Wolf, Snake, Shark, Piranha, and Tarantula Reassemble as The Good Guys
DIRECTOR: PIERRE PERIFER, JP SANS (CO-DIRECTOR)/2025

Can a bad guy become a good guy? It’s not as easy as the the Bad Guys expected.
Though they went straight at the end of 2022’s The Bad Guys, the world still doesn’t trust the gang of former thieves. Even with an endorsement from Governor Diane Foxington (Zazie Beetz), no one will hire Mr. Wolf (Sam Rockwell, great as always), Mr. Snake (Marc Maron), Mr. Shark (Craig Robinson), Mr. Piranha (Anthony Ramos), or Ms. Tarantula (Awkwafina). As their temptation to turn back to crime grows, someone beats them to it: the Phantom Bandit. When several artifacts made of MacGuffinte go missing, the Bad Guys are framed, and they’ll need to use their special skills to clear their names.

I’ve said before the most difficult movies to review are ones like The Bad Guys 2—that is, movies that perfectly fine. The animation does find ways to innovate, sometimes switching its colorful palette to two-dimensions moments of heightened action, and parents may find some chuckles along the way thanks to Shark’s disguises or Snake’s new romance with avian hippie Doom (Natasha Lyonne). But just because its writers take inspiration from Reservoir Dogs and Rockwell’s Wolf takes after George Clooney in Ocean’s Eleven doesn’t mean there can’t be fart jokes! No surprise: The kids in my screening laughed the loudest at those moments, while their chauffeurs probably appreciated that crude humor stayed in the backseat.

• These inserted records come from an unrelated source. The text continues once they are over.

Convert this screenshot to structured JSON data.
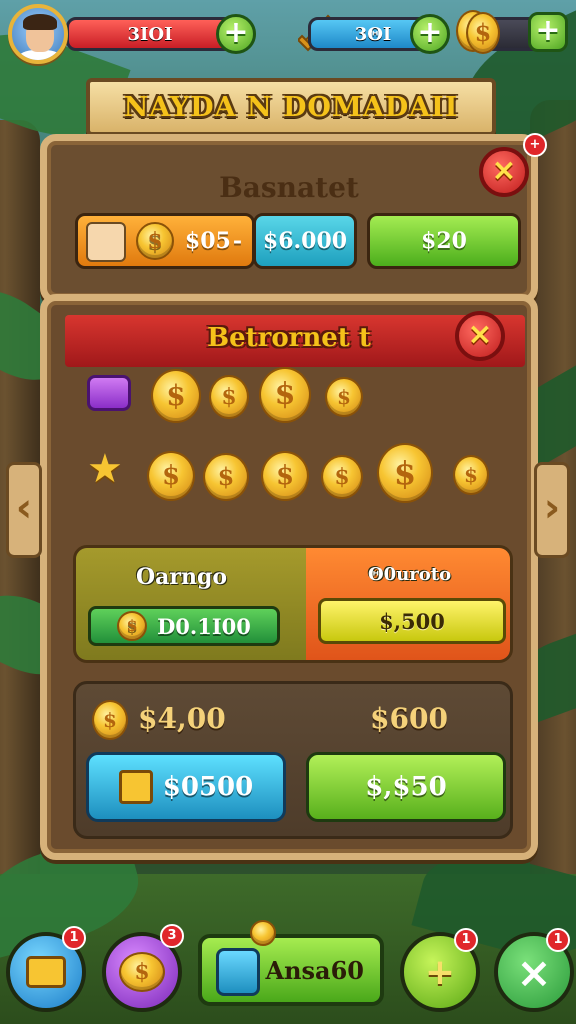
{
  "hud": {
    "health_value": "3ΙΟΙ",
    "gems_value": "3ΘΙ",
    "extra_value": ""
  },
  "banner": {
    "title": "NAYDA N DOMADAII"
  },
  "back_panel": {
    "title": "Basnatet",
    "orange_value": "$05",
    "orange_suffix": "-",
    "cyan_value": "$6.000",
    "green_value": "$20"
  },
  "front_panel": {
    "title": "Betrornet t",
    "card1": {
      "left_label": "Oarngo",
      "left_button": "D0.1Ι00",
      "right_label": "Θ0uroto",
      "right_button": "$,500"
    },
    "card2": {
      "left_price": "$4,00",
      "right_price": "$600",
      "left_button": "$0500",
      "right_button": "$,$50"
    }
  },
  "bottom_nav": {
    "badge_chest": "1",
    "badge_coins": "3",
    "badge_center": "",
    "center_label": "Ansa60",
    "badge_plus": "1",
    "badge_close": "1"
  },
  "icons": {
    "coin": "$",
    "plus": "+",
    "close": "×",
    "arrow_left": "‹",
    "arrow_right": "›",
    "star": "★"
  },
  "colors": {
    "accent_gold": "#f5c21a",
    "panel_wood": "#6b4e30",
    "frame": "#d7b27a",
    "red_ribbon": "#c81e26",
    "green_button": "#4cae1c"
  }
}
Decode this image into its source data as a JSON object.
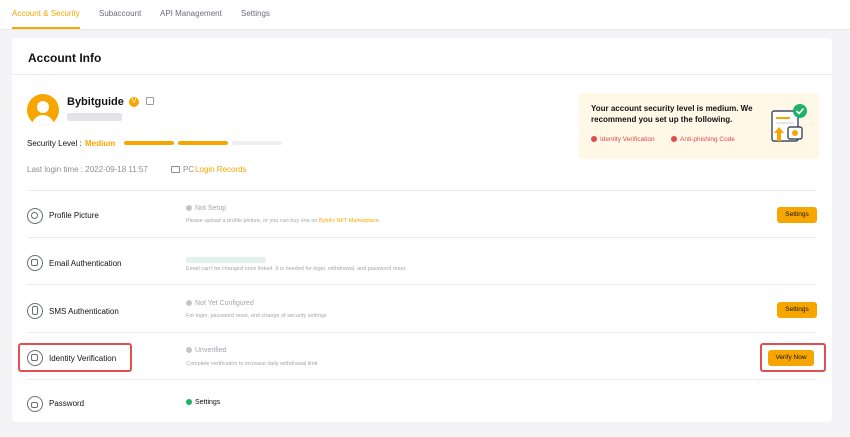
{
  "tabs": [
    "Account & Security",
    "Subaccount",
    "API Management",
    "Settings"
  ],
  "card": {
    "title": "Account Info",
    "username": "Bybitguide",
    "badge": "V",
    "security_label": "Security Level :",
    "security_level": "Medium",
    "last_login": "Last login time : 2022-09-18 11:57",
    "pc_label": "PC",
    "login_records_link": "Login Records"
  },
  "advice": {
    "text": "Your account security level is medium. We recommend you set up the following.",
    "items": [
      "Identity Verification",
      "Anti-phishing Code"
    ]
  },
  "rows": [
    {
      "label": "Profile Picture",
      "status": "Not Setup",
      "desc_prefix": "Please upload a profile picture, or you can buy one on ",
      "desc_link": "Bybit's NFT Marketplace",
      "desc_suffix": ".",
      "button": "Settings"
    },
    {
      "label": "Email Authentication",
      "desc": "Email can't be changed once linked. It is needed for login, withdrawal, and password reset."
    },
    {
      "label": "SMS Authentication",
      "status": "Not Yet Configured",
      "desc": "For login, password reset, and change of security settings",
      "button": "Settings"
    },
    {
      "label": "Identity Verification",
      "status": "Unverified",
      "desc": "Complete verification to increase daily withdrawal limit",
      "button": "Verify Now"
    },
    {
      "label": "Password",
      "status": "Settings"
    }
  ],
  "colors": {
    "accent": "#f7a600",
    "warning": "#e0484a",
    "success": "#20b26c",
    "highlight_frame": "#e05050"
  },
  "security_meter": {
    "filled_segments": 2,
    "total_segments": 3
  }
}
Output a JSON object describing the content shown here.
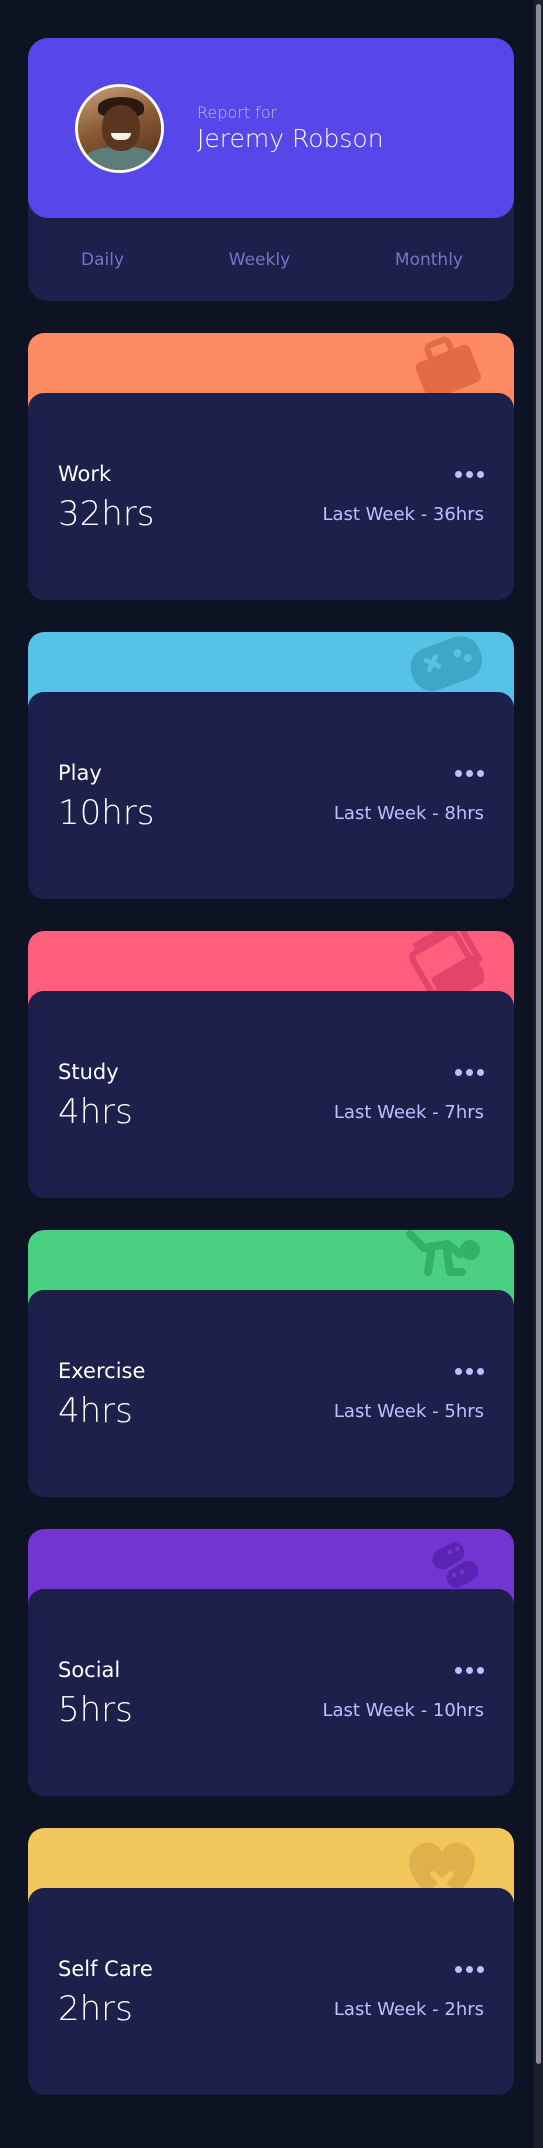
{
  "profile": {
    "report_for": "Report for",
    "name": "Jeremy Robson"
  },
  "tabs": [
    {
      "label": "Daily",
      "active": false
    },
    {
      "label": "Weekly",
      "active": false
    },
    {
      "label": "Monthly",
      "active": false
    }
  ],
  "activities": [
    {
      "title": "Work",
      "current": "32hrs",
      "previous": "Last Week - 36hrs",
      "color": "#ff8b64",
      "icon": "briefcase-icon"
    },
    {
      "title": "Play",
      "current": "10hrs",
      "previous": "Last Week - 8hrs",
      "color": "#55c2e6",
      "icon": "gamepad-icon"
    },
    {
      "title": "Study",
      "current": "4hrs",
      "previous": "Last Week - 7hrs",
      "color": "#ff5e7d",
      "icon": "book-icon"
    },
    {
      "title": "Exercise",
      "current": "4hrs",
      "previous": "Last Week - 5hrs",
      "color": "#4bcf82",
      "icon": "running-person-icon"
    },
    {
      "title": "Social",
      "current": "5hrs",
      "previous": "Last Week - 10hrs",
      "color": "#7335d2",
      "icon": "chat-bubbles-icon"
    },
    {
      "title": "Self Care",
      "current": "2hrs",
      "previous": "Last Week - 2hrs",
      "color": "#f1c75b",
      "icon": "heart-icon"
    }
  ],
  "colors": {
    "background": "#0e1323",
    "card": "#1c204b",
    "accent": "#5747ea",
    "muted_text": "#bbc0ff",
    "tab_text": "#7078c9"
  }
}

I don’t expect much depth or originality from an animated romp targeted at young children, and still both The Bad Guys movies have broken my brain. The original sent my colleague Max Foizey into a tailspin about its worldview, fearing kids might leave with the idea morality is determined by what makes you feel good. It’s hard to fight him on it when the intended message (Sharing is fun!) was so muddled by confusing world building. Take the role of guinea pigs in this fantastical society. In the first film…
- Guinea pig Professor Rupert Marmalade IV (Richard Ayoade, returning for the sequel) is a wealthy philanthropist who turns out to be a villain, subverting their culture’s expectations of what guinea pigs are capable of.
- Laboratories use guinea pigs as test subjects. Protestors (including humans) gather outside of a Los Angeles lab, though the guinea pigs don’t seem to be aware of their situation because they don’t share Professor Marmalade’s sentience.
- Snake openly discusses how delicious guinea pigs are, and it’s part of his meet-cute with Doom on a public bus in this film. He is only ever considered a criminal because of the robberies, not because he eats other animals.
Ay yi yi yi yi—it’s one thing for an animated family film to defy the laws of physics, but it’s another to defy logic by A) hiring Maria Bakalova to play a swine named Pigtail, and B) setting an escape inside a food truck selling beef and chorizo hot dogs. The implications of cannibalism may be lost on young viewers, but won’t they notice our anthropomorphic antiheroes have a pet cat who can’t speak? With these confusing mechanics and all of the plot it stuffs in, it’s no surprise any ideas about generosity feel half-developed.